The output loop in main
will overrun the array y
There is a type mismatch in one of the assignments
In the remove
method, there is a variable that has not been initialized before being used
There are multiple options to delete, which is not supported by the function
There is no error in the code
There is a type mismatch in one of the assignments
The problematic line is this one:
int[] y = remove(x,4);
Notice that the variable y is defined as an array. Now, it is tempting to think (without looking too closely) that the remove
method returns the array after the removal has been accomplished; however, this is not how the logic works in the remove
method. Instead, it returns a boolean indicating whether or not this removal was successful or not (i.e. it tells you whether or not it actually found the value). Therefore, you cannot make an assignment like the one above, for the two types are not the same. That is, y
is an integer array, while remove
returns a boolean value!
Example Question #7 : Program Analysis
public interface ServerInstance {
byte[] readBytes();
boolean writeBytes(byte[]b);
boolean wake();
boolean status();
void sleep();
}
public class MyHost implements ServerInstance {
boolean running = false;
public boolean wake() {
// Other logic code here...
return running;
}
public boolean status() {
// Other logic code here...
return running;
}
public byte[] readBytes() {
byte[] buffer = null;
// Other logic code here...
return buffer;
}
public void sleep() {
// Other logic code here...
running = false;
}
public byte[] writeBytes(byte[] b) {
// Other logic code here...
return b;
}
// Other methods...
}
What is the error in the code above?
The word extends
should be used, not implements
There is no error
The writeBytes
method is not properly defined
The sleep
method does not return anything
The readBytes
method initializes the variable buffer
to null
The writeBytes
method is not properly defined
When you implement an interface, all of the methods defined in that interface must be written in the class that is proposing to be such an implementation. (Or, if they are not implemented there, you need to involve abstract classes—but that is not our concern here.) The methods must match the prototypes proposed in the interface.
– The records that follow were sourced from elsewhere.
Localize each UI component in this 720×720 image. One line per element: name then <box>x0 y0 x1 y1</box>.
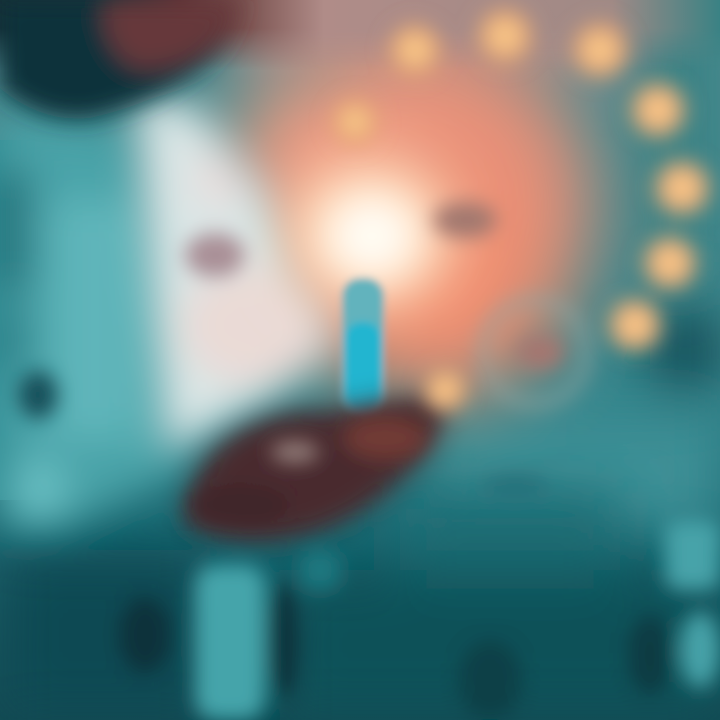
glowing orbs arc <box>325 0 718 418</box>
dark spot on sleeve <box>18 371 58 419</box>
top-left dark head <box>0 0 238 119</box>
bottom dark and light streaks <box>119 475 720 720</box>
left coat: teal sleeve <box>0 115 180 530</box>
central white glow <box>285 160 455 310</box>
faint ring near lower right <box>483 300 587 404</box>
coat mark <box>185 233 245 277</box>
faint face shadow at right of glow <box>433 202 497 238</box>
background: left edge teal fade <box>0 140 50 500</box>
peach glow behind the vial <box>230 35 595 400</box>
background: upper right teal haze <box>240 0 720 530</box>
hand: red-brown palm <box>184 397 444 541</box>
hand: palm highlights <box>190 416 427 525</box>
left coat: pale white panel <box>135 90 335 455</box>
vial: cyan tube <box>342 278 384 412</box>
background: bottom dark teal <box>0 490 720 720</box>
top edge colour band <box>0 0 720 70</box>
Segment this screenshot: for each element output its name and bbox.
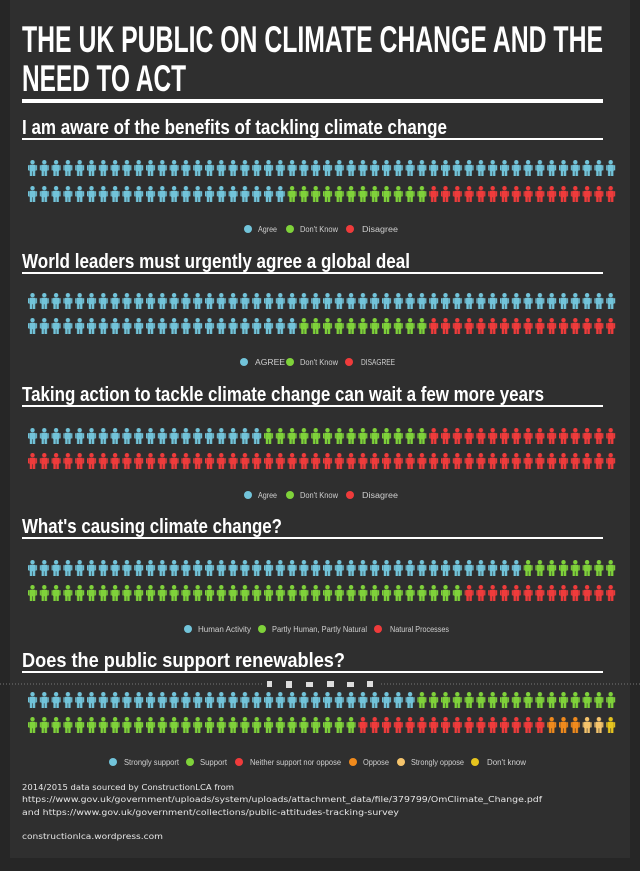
footer sources: constructionlca.wordpress.com: [22, 831, 163, 841]
footer sources: 2014/2015 data sourced by ConstructionLCA from: [22, 782, 234, 792]
legend: world leaders: [240, 358, 395, 367]
legend: aware: Disagree: [362, 225, 399, 234]
chart: world leaders: [28, 293, 618, 334]
legend: world leaders: Don't Know: [300, 358, 338, 367]
legend: aware: Don't Know: [300, 225, 338, 234]
legend: aware: [244, 225, 399, 234]
legend: can wait: Disagree: [362, 491, 399, 500]
legend: causes: Partly Human, Partly Natural: [272, 625, 367, 634]
toolbar overlay: [0, 679, 640, 689]
legend: renewables: Support: [200, 758, 228, 767]
footer sources: and https://www.gov.uk/government/collections/public-attitudes-tracking-survey: [22, 807, 399, 817]
title: [22, 19, 603, 103]
heading: causes: What's causing climate change?: [22, 516, 282, 538]
legend: causes: Natural Processes: [390, 625, 449, 634]
legend: can wait: [244, 491, 399, 500]
chart: renewables: [28, 692, 618, 733]
heading: world leaders: World leaders must urgently agree a global deal: [22, 251, 410, 273]
heading: can wait: Taking action to tackle climate change can wait a few more years: [22, 384, 544, 406]
chart: can wait: [28, 428, 618, 469]
legend: can wait: Agree: [258, 491, 277, 500]
heading: aware of benefits: I am aware of the benefits of tackling climate change: [22, 117, 447, 139]
legend: causes: [184, 625, 449, 634]
footer sources: [22, 782, 543, 841]
chart: causes: [28, 560, 618, 601]
legend: renewables: Oppose: [363, 758, 390, 767]
legend: world leaders: AGREE: [255, 358, 285, 367]
legend: causes: Human Activity: [198, 625, 251, 634]
legend: world leaders: DISAGREE: [361, 358, 395, 367]
title: NEED TO ACT: [22, 58, 186, 99]
footer sources: https://www.gov.uk/government/uploads/system/uploads/attachment_data/file/379799/OmClimate_Change.pdf: [22, 794, 543, 804]
legend: renewables: Strongly oppose: [411, 758, 464, 767]
heading: renewables: Does the public support renewables?: [22, 650, 345, 672]
legend: can wait: Don't Know: [300, 491, 338, 500]
legend: renewables: Neither support nor oppose: [250, 758, 342, 767]
legend: renewables: Strongly support: [124, 758, 180, 767]
chart: aware of benefits: [28, 160, 618, 202]
legend: renewables: Don't know: [487, 758, 526, 767]
legend: aware: Agree: [258, 225, 277, 234]
legend: renewables: [109, 758, 526, 767]
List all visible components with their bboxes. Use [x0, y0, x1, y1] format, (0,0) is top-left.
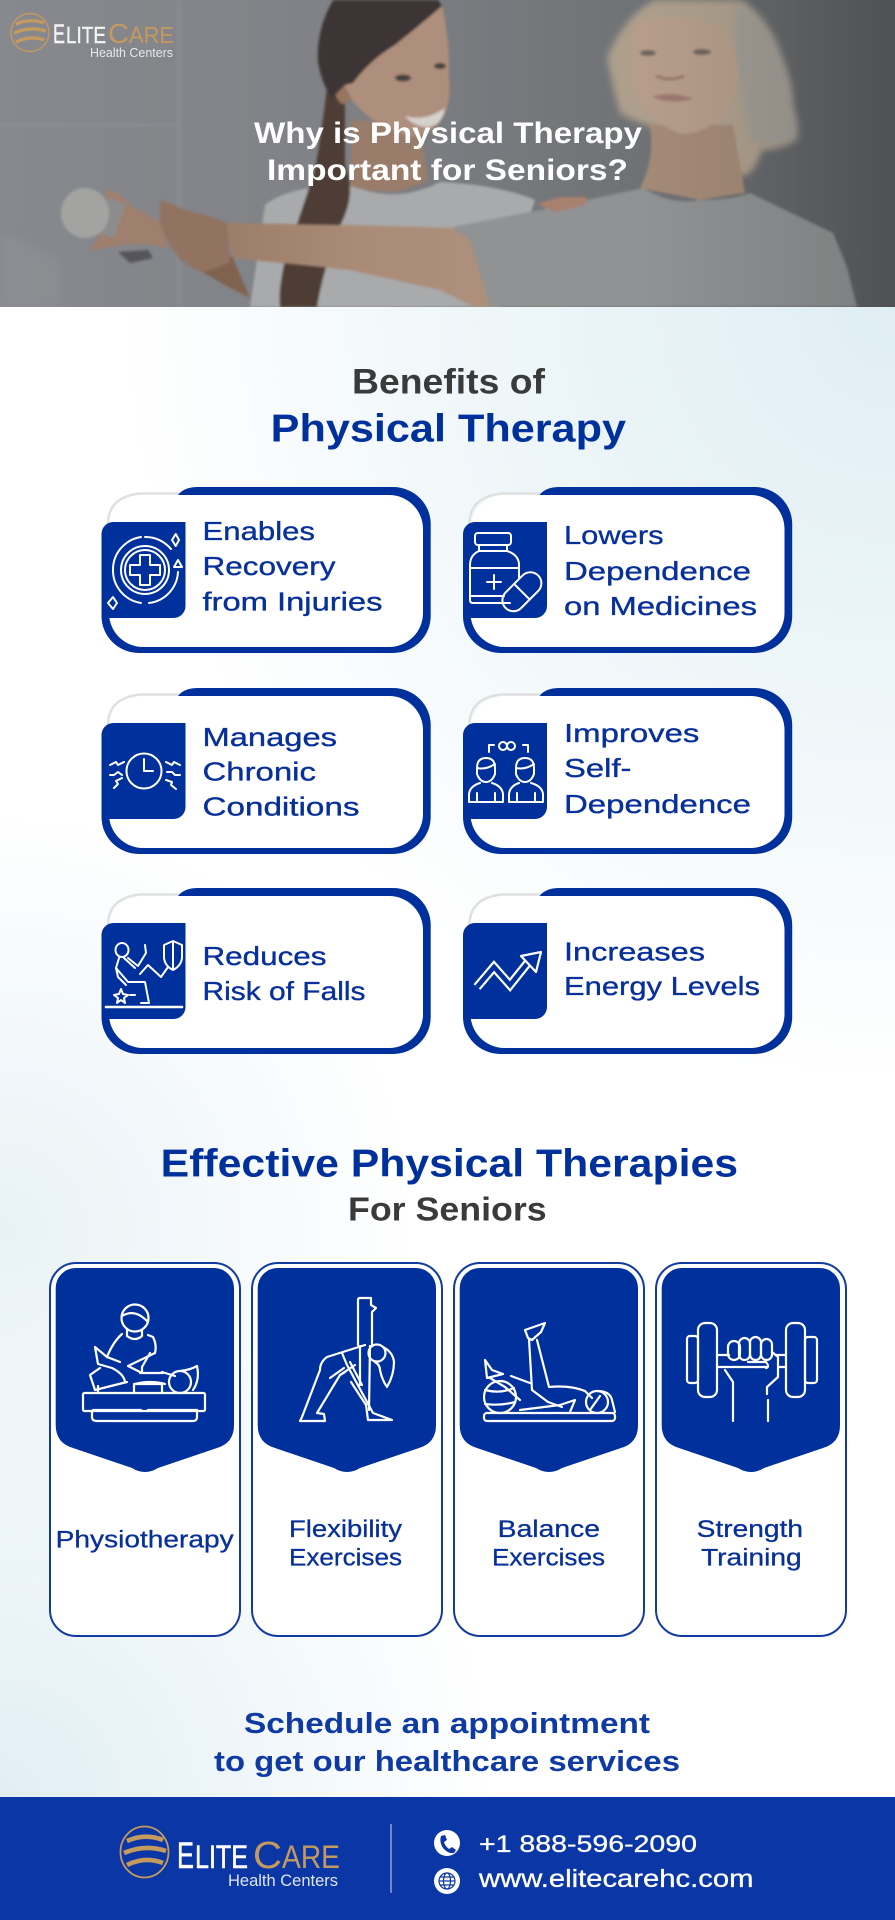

In the example code, ServerInstance
has a method writeBytes
that returns a boolean value. However, the MyHost
class has implemented this method as returning a byte[]
value. Since you cannot have different types of return values for methods with the same parameter set, Java interprets this as being the proposed implementation for writeBytes(byte[] b)
, and this method must return a boolean if MyHost
is to implement ServerInstance
.
Example Question #2 : Debugging
public static void foo() {
int x = 10; y = 21, z = 30;
int[] arr = null;
for(int i = 0; i < y; i+= 4) {
arr = new int[i / 5];
}
for(int i = 0; i < x; i++) {
arr[i] = z / i;
}
for(int i = 0; i < z; i++) {
arr[i] = z * i;
}
}
Which of the following lines of code will cause a compile-time
error?
arr[i] = z * i;
arr[i] = z / i;
None of these lines will cause a compile-time
error
arr = new int[i / 5];
int x = 10; y = 21, z = 30;
int x = 10; y = 21, z = 30;
An error in compilation occurs before any code even attempts to execute. Thus, it is primarily a syntactical error in the code. In the selection above, the line
int x = 10; y = 21, z = 30;
has a semicolon right after 10.
This causes an error in the code directly following on this, for the code
y = 21, z = 30;
is not valid Java code.
There are other errors in this code. arr[i] = z / i;
will cause a divide by 0 error when i is 0. Also, arr[i] = z * i;
will overrun the bounds of the array arr
. However, these are not compile-time errors—i.e. errors that occur before the code is even able to run!